12 yıllık iktidarlarının ilk 5 yılı adım adım ülkeyi yağmalayan Akp, son 3-4 yılda maraton koşucusundan kısa mesafe koşucusu kıvamına gelerek, uşaklıklarını gözle görülür biçimde hızlandırdılar.

Bizlerse, neye itiraz edeceğimizi bile bilmeden, birilerinin yönlendirmesiyle aptalca tepkiler veriyoruz.

Biraz düşünmek yeterli olur. Operada mescit olur mu lan amına koyayım! Opera başlamış, tam da ezan okunmaya başlıyor. İzleyicilerin bir bölümü "Hacım ben namazı kaçırmayayım, ben müsaade et" diye yerinden kalkıp, mescide mi gidecek? Bu kadar güdük bir şey olması mümkün mü?

Herifler bizi fena düdüklüyor, götümüze çarpa çarpa sikiyorlar, biz mal mal neye tepki verdiğimizi bilmeden car car bağırıyoruz.

Bak şimdi konu nereye geldi. Yiğit Ergün ismini kaç kişi biliyor?

Çağlayan'ı ikinci adres yapan insanlardan kaçı tanıyor ya da? İnanın, art niyetsiz soruyorum.

Abdullah Gül denen arkadaşın, İstanbul Üniversitesi ziyaretinde çantasında 3 tane yumurta bulunduğu için 11 yıl hapsi istenen gencecik bir hukuk öğrencisi. 7 Haziran saat 10.30’da Çağlayan Adliyesi’nde davası görülmeye başlanacak.

Hak, adalet, özgürlük vs vs diye bağıran adamların biri tenezzül edip de gider mi acaba? Bir yavşağa biat edenler, gencecik bir adama destek verebilir mi? Soruların yanıtlarını gayet iyi biliyoruz. Tabii ki hayır.

Ülke çığrından çıktı. Üniversite öğrencileri abluka altında, memurlar, işçiler, yazarlar, akademisyenler, gazeteciler kuşatmada. Biz nelerin derdine düşmüşüz, nelerle uğraşıyoruz.
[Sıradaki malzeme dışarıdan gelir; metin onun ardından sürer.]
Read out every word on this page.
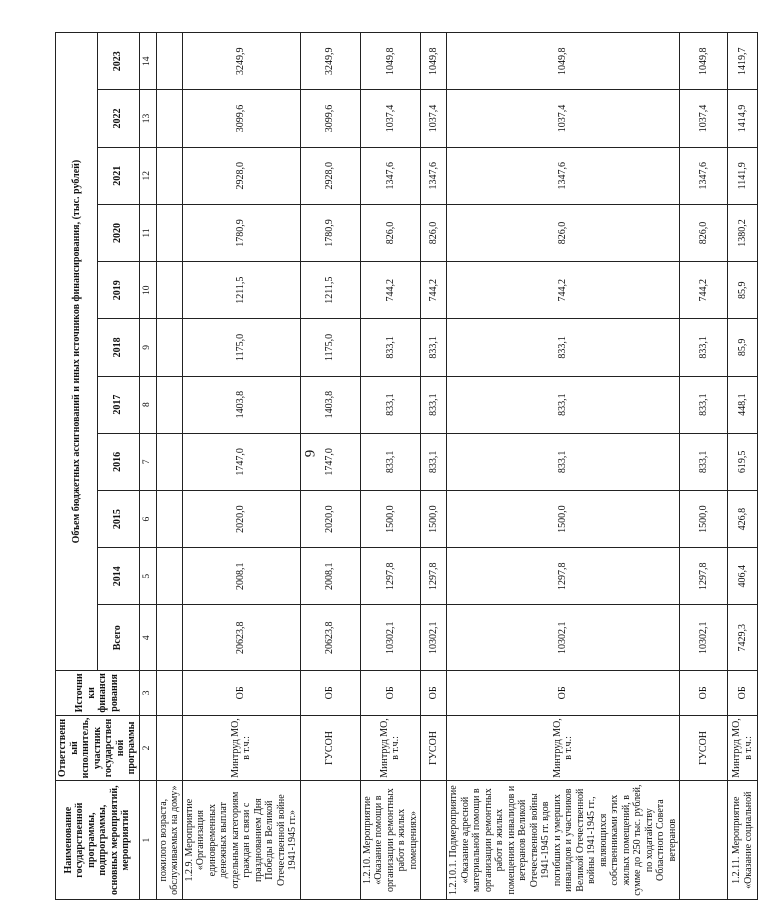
9
Наименование государственной программы, подпрограммы, основных мероприятий, мероприятий	Ответственный исполнитель, участник государственной программы	Источники финансирования	Объем бюджетных ассигнований и иных источников финансирования, (тыс. рублей)										
			Всего	2014	2015	2016	2017	2018	2019	2020	2021	2022	2023
1	2	3	4	5	6	7	8	9	10	11	12	13	14
пожилого возраста, обслуживаемых на дому»													
1.2.9. Мероприятие «Организация единовременных денежных выплат отдельным категориям граждан в связи с празднованием Дня Победы в Великой Отечественной войне 1941-1945 гг.»	Минтруд МО, в т.ч.:	ОБ	20623,8	2008,1	2020,0	1747,0	1403,8	1175,0	1211,5	1780,9	2928,0	3099,6	3249,9
	ГУСОН	ОБ	20623,8	2008,1	2020,0	1747,0	1403,8	1175,0	1211,5	1780,9	2928,0	3099,6	3249,9
1.2.10. Мероприятие «Оказание помощи в организации ремонтных работ в жилых помещениях»	Минтруд МО, в т.ч.:	ОБ	10302,1	1297,8	1500,0	833,1	833,1	833,1	744,2	826,0	1347,6	1037,4	1049,8
	ГУСОН	ОБ	10302,1	1297,8	1500,0	833,1	833,1	833,1	744,2	826,0	1347,6	1037,4	1049,8
1.2.10.1. Подмероприятие «Оказание адресной материальной помощи в организации ремонтных работ в жилых помещениях инвалидов и ветеранов Великой Отечественной войны 1941-1945 гг. вдов погибших и умерших инвалидов и участников Великой Отечественной войны 1941-1945 гг., являющихся собственниками этих жилых помещений, в сумме до 250 тыс. рублей, по ходатайству Областного Совета ветеранов	Минтруд МО, в т.ч.:	ОБ	10302,1	1297,8	1500,0	833,1	833,1	833,1	744,2	826,0	1347,6	1037,4	1049,8
	ГУСОН	ОБ	10302,1	1297,8	1500,0	833,1	833,1	833,1	744,2	826,0	1347,6	1037,4	1049,8
1.2.11. Мероприятие «Оказание социальной	Минтруд МО, в т.ч.:	ОБ	7429,3	406,4	426,8	619,5	448,1	85,9	85,9	1380,2	1141,9	1414,9	1419,7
Açıkçası, kendi adıma utandığım çok an oluyor.

İktidara geldiklerinde "değiştik" edebiyatı yapanların "Yumurtadan korkan devlet" haline dönüşmesi aslında bu heriflerin ne denli korkak olduğunu gösteriyor. Bakmayın sergiledikleri güç gösterilerine, kumdan kale gibiler, kendileri de bunun farkında ve o yüzden bu denli korkuyorlar.

Konudan konuya atladık. Neye itiraz ettiğinizi bilin lan artık. Koyun gibi birilerinin deli saçmalarının arkasına takılmayın. Bir boka itiraz ettiğinizde, onun ne olduğunu, ne olmadığını, neleri içerdiğini araştırın. "Acun'da akşam ne oldu?" diye sorsam, bilmeyen yoktur ama operada mescit diye göt yırtar dururuz.

Bu vesileyle Türkçe Olimpiyatları denen organizasyonun da götüne koymayı borç bilirim.

O değil de, tatile çıksak ya, ebem sikildi.